In a difference‑in‑differences analysis of Medicare heart failure admissions at 41 private equity–acquired vs 192 control hospitals (2012–2019), 30‑day mortality and revisit rates did not improve post‑acquisition, despite a lower clinical risk case mix. Transfers overall were unchanged, but transfers increased among Black patients, and cardiac catheterization use rose.
Impact: This policy-relevant study provides rigorous quasi-experimental evidence that private equity ownership did not improve short-term heart failure outcomes and may exacerbate disparities, informing regulators and health systems.
Clinical Implications: Health systems and payers should monitor HF quality metrics post-acquisition, scrutinize procedural utilization increases, and implement safeguards to prevent inequitable transfer patterns, especially for Black patients.
Key Findings
- No significant change in 30-day mortality (DiD +0.7 pp; 95% CI −0.4 to 1.8) or 30-day revisits (DiD −0.2 pp; 95% CI −0.9 to 0.5) after PE acquisition.

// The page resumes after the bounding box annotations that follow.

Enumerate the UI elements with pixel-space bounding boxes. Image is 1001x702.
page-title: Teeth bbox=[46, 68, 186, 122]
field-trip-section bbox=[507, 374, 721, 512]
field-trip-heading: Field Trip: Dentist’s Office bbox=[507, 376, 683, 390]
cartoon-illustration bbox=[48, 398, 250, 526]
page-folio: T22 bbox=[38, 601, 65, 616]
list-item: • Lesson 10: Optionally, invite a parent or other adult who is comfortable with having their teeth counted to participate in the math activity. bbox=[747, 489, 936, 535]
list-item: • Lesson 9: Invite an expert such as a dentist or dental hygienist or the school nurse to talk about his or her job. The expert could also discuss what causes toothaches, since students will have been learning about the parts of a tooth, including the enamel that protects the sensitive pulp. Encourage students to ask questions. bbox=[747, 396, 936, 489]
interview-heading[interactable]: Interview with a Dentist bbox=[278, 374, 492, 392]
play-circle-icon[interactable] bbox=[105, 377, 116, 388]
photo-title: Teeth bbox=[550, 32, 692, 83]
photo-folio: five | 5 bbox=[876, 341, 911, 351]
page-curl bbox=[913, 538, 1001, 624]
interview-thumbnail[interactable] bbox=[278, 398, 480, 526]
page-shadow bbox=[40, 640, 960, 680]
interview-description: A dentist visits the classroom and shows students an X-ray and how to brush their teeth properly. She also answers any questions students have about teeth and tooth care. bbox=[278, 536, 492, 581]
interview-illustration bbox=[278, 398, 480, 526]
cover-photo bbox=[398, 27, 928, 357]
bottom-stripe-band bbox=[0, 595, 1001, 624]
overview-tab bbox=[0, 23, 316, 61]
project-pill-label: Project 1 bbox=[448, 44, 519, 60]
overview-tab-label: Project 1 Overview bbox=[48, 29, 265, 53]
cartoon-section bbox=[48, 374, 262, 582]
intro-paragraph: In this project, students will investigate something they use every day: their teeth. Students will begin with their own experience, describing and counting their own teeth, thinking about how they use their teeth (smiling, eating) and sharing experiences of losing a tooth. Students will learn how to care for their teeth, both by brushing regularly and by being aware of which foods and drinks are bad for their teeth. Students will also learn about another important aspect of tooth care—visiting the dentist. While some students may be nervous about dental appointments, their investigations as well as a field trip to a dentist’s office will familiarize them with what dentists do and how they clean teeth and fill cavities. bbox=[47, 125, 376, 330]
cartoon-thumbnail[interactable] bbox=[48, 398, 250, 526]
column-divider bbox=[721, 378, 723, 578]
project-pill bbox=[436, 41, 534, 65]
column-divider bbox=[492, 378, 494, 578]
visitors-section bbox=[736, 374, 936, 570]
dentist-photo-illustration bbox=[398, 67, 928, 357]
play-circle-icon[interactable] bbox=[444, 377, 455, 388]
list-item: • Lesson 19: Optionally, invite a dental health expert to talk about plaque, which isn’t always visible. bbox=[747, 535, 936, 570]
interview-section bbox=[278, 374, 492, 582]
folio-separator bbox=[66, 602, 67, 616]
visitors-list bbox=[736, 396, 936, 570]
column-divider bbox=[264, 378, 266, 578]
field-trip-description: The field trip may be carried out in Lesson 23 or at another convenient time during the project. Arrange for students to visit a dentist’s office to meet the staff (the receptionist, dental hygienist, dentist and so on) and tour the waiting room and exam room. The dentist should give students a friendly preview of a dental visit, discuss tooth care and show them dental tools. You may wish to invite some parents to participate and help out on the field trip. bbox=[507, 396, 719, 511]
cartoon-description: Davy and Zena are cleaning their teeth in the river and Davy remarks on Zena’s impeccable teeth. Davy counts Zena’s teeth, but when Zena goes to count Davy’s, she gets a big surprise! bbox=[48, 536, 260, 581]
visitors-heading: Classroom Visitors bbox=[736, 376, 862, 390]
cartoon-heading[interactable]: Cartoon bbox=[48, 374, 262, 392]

- Black patients experienced a significant increase in transfers out (DiD +7.1 pp; 95% CI 0.7–13.4), not seen in other racial groups.
- Cardiac catheterization rates increased (DiD +0.7 pp; 95% CI 0.1–1.2) at PE-acquired hospitals compared with controls.
Methodological Strengths
- Quasi-experimental difference-in-differences design with matched controls across 2012–2019
- National Medicare cohort and stratified analyses including race-specific effects
Limitations
- Observational design with potential residual confounding and unmeasured hospital-level changes
- Findings pertain to older Medicare patients; generalizability to other populations is uncertain
Future Directions: Investigate mechanisms behind utilization shifts and transfer patterns, evaluate long‑term outcomes and cost‑effectiveness, and test policy interventions to ensure equitable, value‑based HF care under new ownership structures.
BACKGROUND: Private equity firms have rapidly acquired U.S. hospitals and increasingly invested in cardiology over the past decade. However, little is known about how private equity acquisition of hospitals affects care and outcomes for patients with heart failure. OBJECTIVES: The purpose of this study was to evaluate whether clinical care and outcomes changed for patients with heart failure after the acquisition of U.S. hospitals by private equity firms compared with matched control hospitals. METHODS: This study identified U.S. hospitals acquired by private equity firms and matched control hospitals from 2012 through 2019. A quasiexperimental difference-in-differences analysis was used to evaluate changes in clinical outcomes, the case mix of admissions and transfers, as well as cardiac procedure utilization among Medicare fee-for-service beneficiaries aged 65 years or older with heart failure. RESULTS: There were 41 private equity-acquired hospitals and 192 matched control hospitals. After private equity acquisition of hospitals, there was no change in 30-day mortality rates (difference-in-differences [DiD] +0.7 percentage points [95% CI: -0.4 to 1.8]) or 30-day hospital revisit rates (DiD -0.2 percentage points [95% CI: -0.9 to 0.5]), despite a significant decrease in the clinical risk of patients with heart failure when compared with those at matched control (nonacquired) hospitals. Overall hospital transfer rates did not change, but Black patients were significantly more likely to be transferred out to another site after private equity acquisition (DiD +7.1 percentage points [95% CI: 0.7-13.4]), a change not observed across other racial groups. In addition, there was a significant increase in cardiac catheterization rates (DiD estimate, +0.7 percentage points [95% CI: 0.1-1.2]) among heart failure patients at private equity-acquired vs control hospitals. CONCLUSIONS: These findings suggest that private equity acquisitions of U.S. hospitals do not improve outcomes among older adults with heart failure, despite a decrease in the clinical risk of patients admitted to these sites.